Family Exhumes Grave—Justice Denied

Feet of a deceased person on a coroners table with an identification tag

A federal court just admitted a coroner kept human skulls as trophies for decades—then told the grieving family the county cannot be held responsible.

Story Snapshot

  • A Boone County, Illinois coroner secretly kept several skulls as personal trophies, including a murdered teen’s.
  • Louise Betts’ brothers had to exhume her grave 45 years later to reunite her skull with her body.
  • The Seventh Circuit court called the conduct “abhorrent and macabre” but ruled the county is not liable.
  • The decision exposes a major gap in accountability for local officials who abuse their power.

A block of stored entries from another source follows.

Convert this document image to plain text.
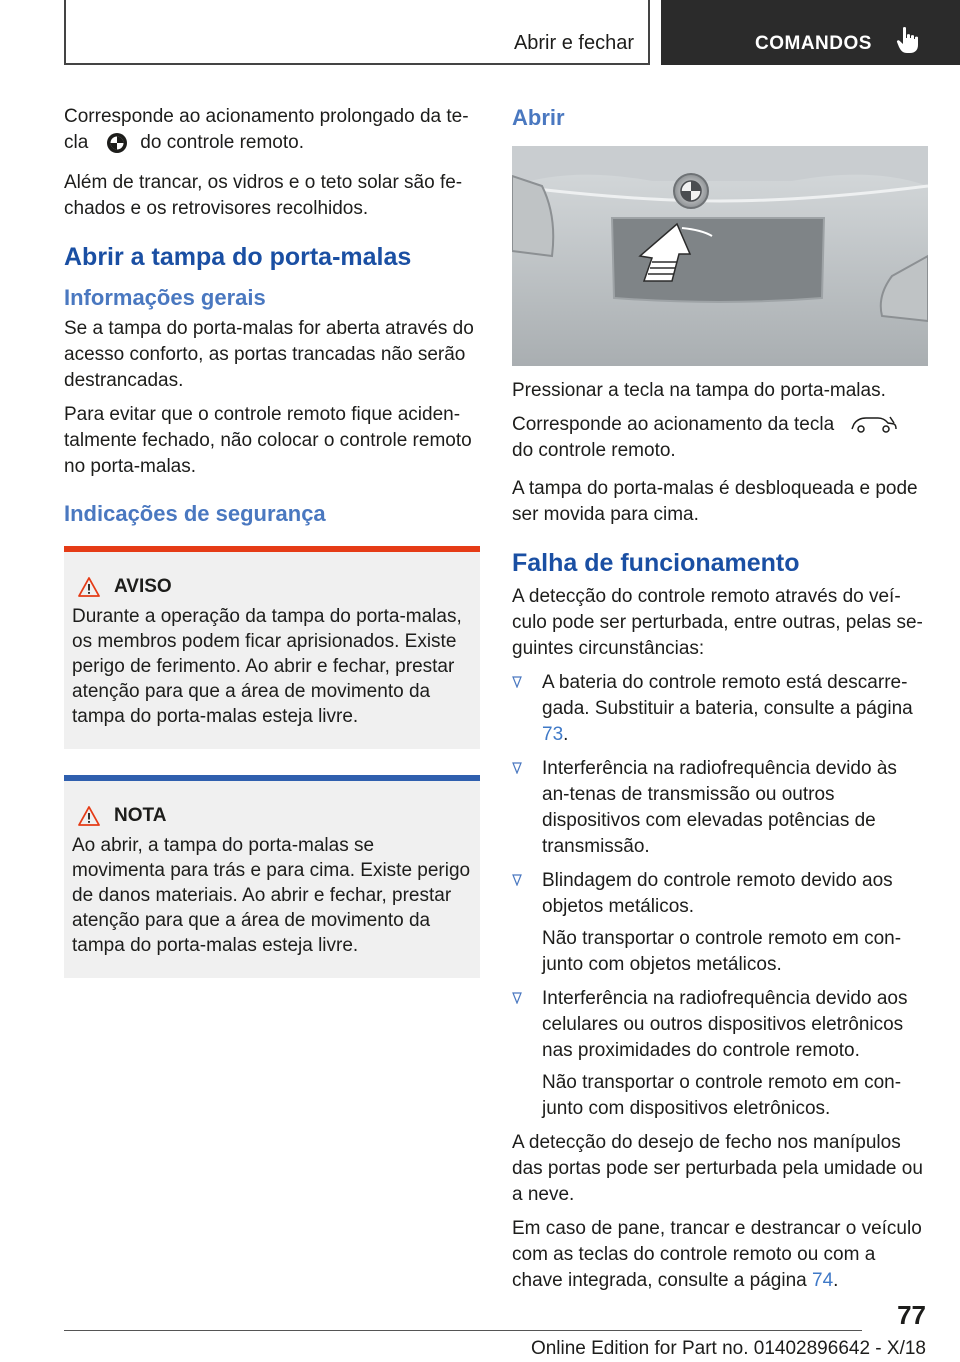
Abrir e fechar	COMANDOS

Corresponde ao acionamento prolongado da te-
cla	do controle remoto.

Além de trancar, os vidros e o teto solar são fe-chados e os retrovisores recolhidos.

Abrir a tampa do porta-malas
Informações gerais

Se a tampa do porta-malas for aberta através do acesso conforto, as portas trancadas não serão destrancadas.

Para evitar que o controle remoto fique aciden-talmente fechado, não colocar o controle remoto no porta-malas.

Indicações de segurança
AVISO
Durante a operação da tampa do porta-malas, os membros podem ficar aprisionados. Existe perigo de ferimento. Ao abrir e fechar, prestar atenção para que a área de movimento da tampa do porta-malas esteja livre.
NOTA
Ao abrir, a tampa do porta-malas se movimenta para trás e para cima. Existe perigo de danos materiais. Ao abrir e fechar, prestar atenção para que a área de movimento da tampa do porta-malas esteja livre.
Abrir

Pressionar a tecla na tampa do porta-malas.

Corresponde ao acionamento da teclado controle remoto.

A tampa do porta-malas é desbloqueada e pode ser movida para cima.

Falha de funcionamento

A detecção do controle remoto através do veí-culo pode ser perturbada, entre outras, pelas se-guintes circunstâncias:

A bateria do controle remoto está descarre-gada. Substituir a bateria, consulte a página
73.
Interferência na radiofrequência devido às an-tenas de transmissão ou outros dispositivos com elevadas potências de transmissão.
Blindagem do controle remoto devido aos objetos metálicos.
Não transportar o controle remoto em con-junto com objetos metálicos.
Interferência na radiofrequência devido aos celulares ou outros dispositivos eletrônicos nas proximidades do controle remoto.
Não transportar o controle remoto em con-junto com dispositivos eletrônicos.

A detecção do desejo de fecho nos manípulos das portas pode ser perturbada pela umidade ou a neve.

Em caso de pane, trancar e destrancar o veículo com as teclas do controle remoto ou com a chave integrada, consulte a página 74.

77
Online Edition for Part no. 01402896642 - X/18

Coroner’s Trophy Skulls And A Family’s Long Nightmare

In the late 1970s, Boone County, Illinois coroner Wesley Hyland examined the body of 16-year-old high school student Louise Betts after she was kidnapped, raped, and murdered in 1977. He released her body for burial, but secretly kept her skull as a personal trophy, along with skulls from other deceased people he examined. The Seventh Circuit Court described this as “abhorrent and macabre behavior,” an extraordinary phrase for a federal court to use.

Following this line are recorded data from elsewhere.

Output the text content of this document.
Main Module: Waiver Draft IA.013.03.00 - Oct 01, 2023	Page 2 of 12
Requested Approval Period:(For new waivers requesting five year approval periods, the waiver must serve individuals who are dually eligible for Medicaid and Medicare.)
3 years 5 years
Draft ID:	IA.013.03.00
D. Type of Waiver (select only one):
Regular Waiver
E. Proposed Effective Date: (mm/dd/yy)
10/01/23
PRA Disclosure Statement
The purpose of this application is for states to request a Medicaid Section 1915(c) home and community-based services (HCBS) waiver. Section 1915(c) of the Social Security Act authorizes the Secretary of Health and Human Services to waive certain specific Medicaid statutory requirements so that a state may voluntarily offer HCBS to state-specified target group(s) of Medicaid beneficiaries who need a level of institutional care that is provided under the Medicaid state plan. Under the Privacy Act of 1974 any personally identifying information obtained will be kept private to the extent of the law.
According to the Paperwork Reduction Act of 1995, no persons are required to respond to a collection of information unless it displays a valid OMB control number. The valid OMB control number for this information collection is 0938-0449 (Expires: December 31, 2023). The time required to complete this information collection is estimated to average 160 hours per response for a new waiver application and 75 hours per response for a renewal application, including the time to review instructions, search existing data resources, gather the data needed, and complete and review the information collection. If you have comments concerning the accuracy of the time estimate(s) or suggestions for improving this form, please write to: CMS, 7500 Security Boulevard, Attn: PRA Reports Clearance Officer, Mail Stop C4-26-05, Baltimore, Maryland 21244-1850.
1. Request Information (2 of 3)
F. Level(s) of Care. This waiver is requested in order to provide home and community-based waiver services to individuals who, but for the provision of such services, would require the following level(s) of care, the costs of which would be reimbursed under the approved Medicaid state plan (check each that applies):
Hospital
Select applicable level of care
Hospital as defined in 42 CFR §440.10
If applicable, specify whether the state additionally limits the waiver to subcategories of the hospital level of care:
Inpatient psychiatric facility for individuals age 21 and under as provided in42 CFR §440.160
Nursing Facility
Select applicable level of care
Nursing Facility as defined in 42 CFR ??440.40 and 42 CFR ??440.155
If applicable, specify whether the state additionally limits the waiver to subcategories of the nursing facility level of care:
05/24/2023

For more than forty years, the Betts family believed their daughter and sister rested in peace. Only in 2022, after Hyland died, did the Boone County coroner’s office contact Louise’s brothers, Gary and Earl, to tell them her skull had been found among Hyland’s possessions. To lay her properly to rest, the brothers had to go through the trauma of exhuming her casket so her skull could finally be buried with the rest of her remains.

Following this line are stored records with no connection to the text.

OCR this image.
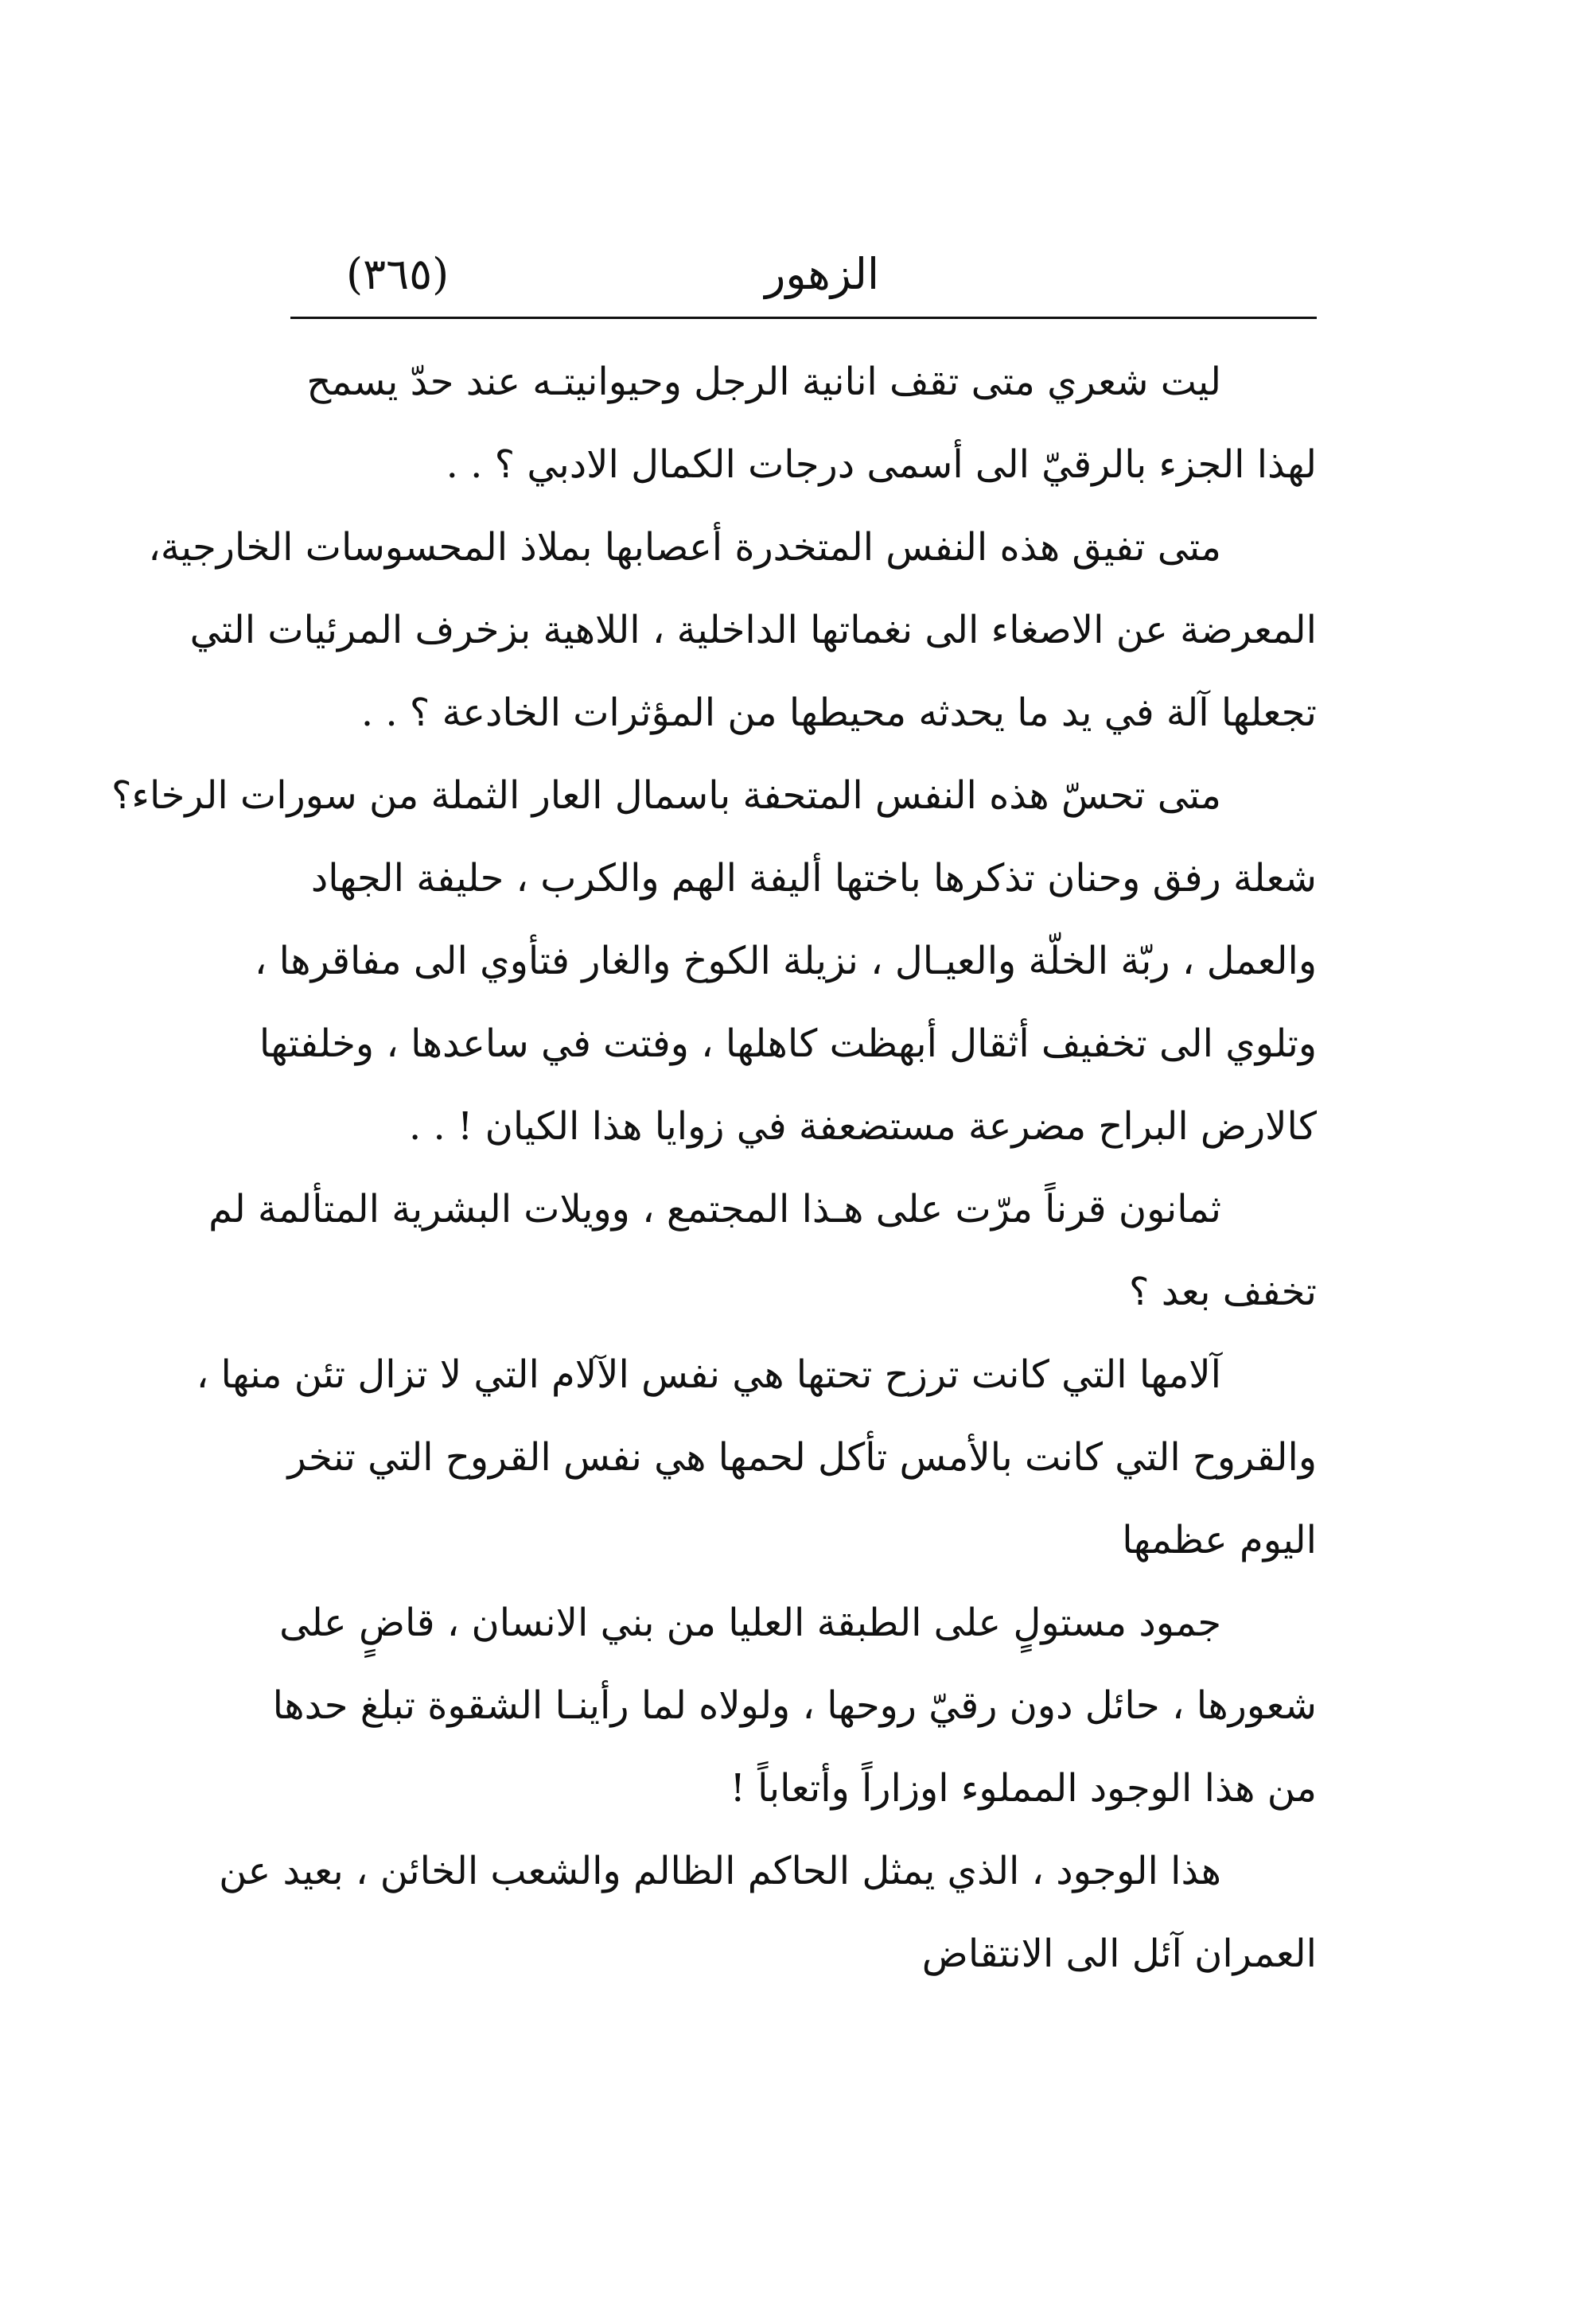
الزهور
(٣٦٥)
ليت شعري متى تقف انانية الرجل وحيوانيتـه عند حدّ يسمح
لهذا الجزء بالرقيّ الى أسمى درجات الكمال الادبي ؟ . .
متى تفيق هذه النفس المتخدرة أعصابها بملاذ المحسوسات الخارجية،
المعرضة عن الاصغاء الى نغماتها الداخلية ، اللاهية بزخرف المرئيات التي
تجعلها آلة في يد ما يحدثه محيطها من المؤثرات الخادعة ؟ . .
متى تحسّ هذه النفس المتحفة باسمال العار الثملة من سورات الرخاء؟
شعلة رفق وحنان تذكرها باختها أليفة الهم والكرب ، حليفة الجهاد
والعمل ، ربّة الخلّة والعيـال ، نزيلة الكوخ والغار فتأوي الى مفاقرها ،
وتلوي الى تخفيف أثقال أبهظت كاهلها ، وفتت في ساعدها ، وخلفتها
كالارض البراح مضرعة مستضعفة في زوايا هذا الكيان ! . .
ثمانون قرناً مرّت على هـذا المجتمع ، وويلات البشرية المتألمة لم
تخفف بعد ؟
آلامها التي كانت ترزح تحتها هي نفس الآلام التي لا تزال تئن منها ،
والقروح التي كانت بالأمس تأكل لحمها هي نفس القروح التي تنخر
اليوم عظمها
جمود مستولٍ على الطبقة العليا من بني الانسان ، قاضٍ على
شعورها ، حائل دون رقيّ روحها ، ولولاه لما رأينـا الشقوة تبلغ حدها
من هذا الوجود المملوء اوزاراً وأتعاباً !
هذا الوجود ، الذي يمثل الحاكم الظالم والشعب الخائن ، بعيد عن
العمران آئل الى الانتقاض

What The Law Says Families Are Owed—And What The Court Did

Illinois law is clear: once a coroner completes his duties, he “shall release the body of the decedent to the decedent’s next of kin” as soon as possible. The Illinois Supreme Court has also held that next of kin have a legal right to possess a loved one’s remains in order to bury them or otherwise lay them to rest. That means the law recognizes the Betts brothers had a real property interest in Louise’s remains, including her skull.

After learning what happened, Gary and Earl Betts filed a federal civil-rights lawsuit under 42 United States Code section 1983. They argued the county violated their Fourteenth Amendment right not to be deprived of property without due process of law, since the elected county coroner kept their sister’s skull for decades with no notice or hearing. On this point, the Seventh Circuit agreed they had a valid “property interest” in the remains and that Hyland’s conduct violated state law.

Monell, “Rogue” Officials, And A Massive Accountability Loophole

Even after admitting the conduct and the family’s rights, the Seventh Circuit said Boone County itself cannot be held liable. Under the Supreme Court’s Monell decision, a county can only be sued if a constitutional violation comes from an official county “policy” or custom, or from an act by someone with “final policymaking authority.” Courts have long refused to treat local governments like private employers who are responsible when employees act within their job duties.

The Betts family argued Hyland was the county’s final decisionmaker on how human remains were handled, so his actions were county policy. The Seventh Circuit rejected that argument, saying Hyland’s conduct was “ultra vires”—beyond his lawful authority—because Illinois law explicitly required him to release remains to next of kin, not keep skulls as trophies. Because he broke that clear statute, the court said he “frustrated” county policy instead of setting it, so the county cannot be made to pay damages.

Why This Should Alarm Anyone Who Cares About Local Power And Family Rights

Legal analysts across the spectrum have flagged this ruling as stretching the Monell loophole “to the point of absurdity,” because even the county’s top elected coroner is treated as if he cannot set policy for the county he runs. The result is that a family whose daughter’s skull was stolen for forty-five years, by an official acting under color of law, gets no remedy from the county that put him in power and benefited from his service. Only the long-dead coroner bears blame, on paper.

This case highlights a growing problem in death investigation systems. Other scandals have shown how families can be left with no real recourse when officials mishandle human remains, from hundreds of misidentified remains tied to an Illinois funeral home to unlawful retention of human specimens overseas. For conservatives who believe in local control, personal responsibility, and the dignity of the dead, the Betts case is a warning: without stronger accountability rules, “rogue” officials can violate sacred family rights and leave taxpayers, not bureaucrats, shielded by legal technicalities.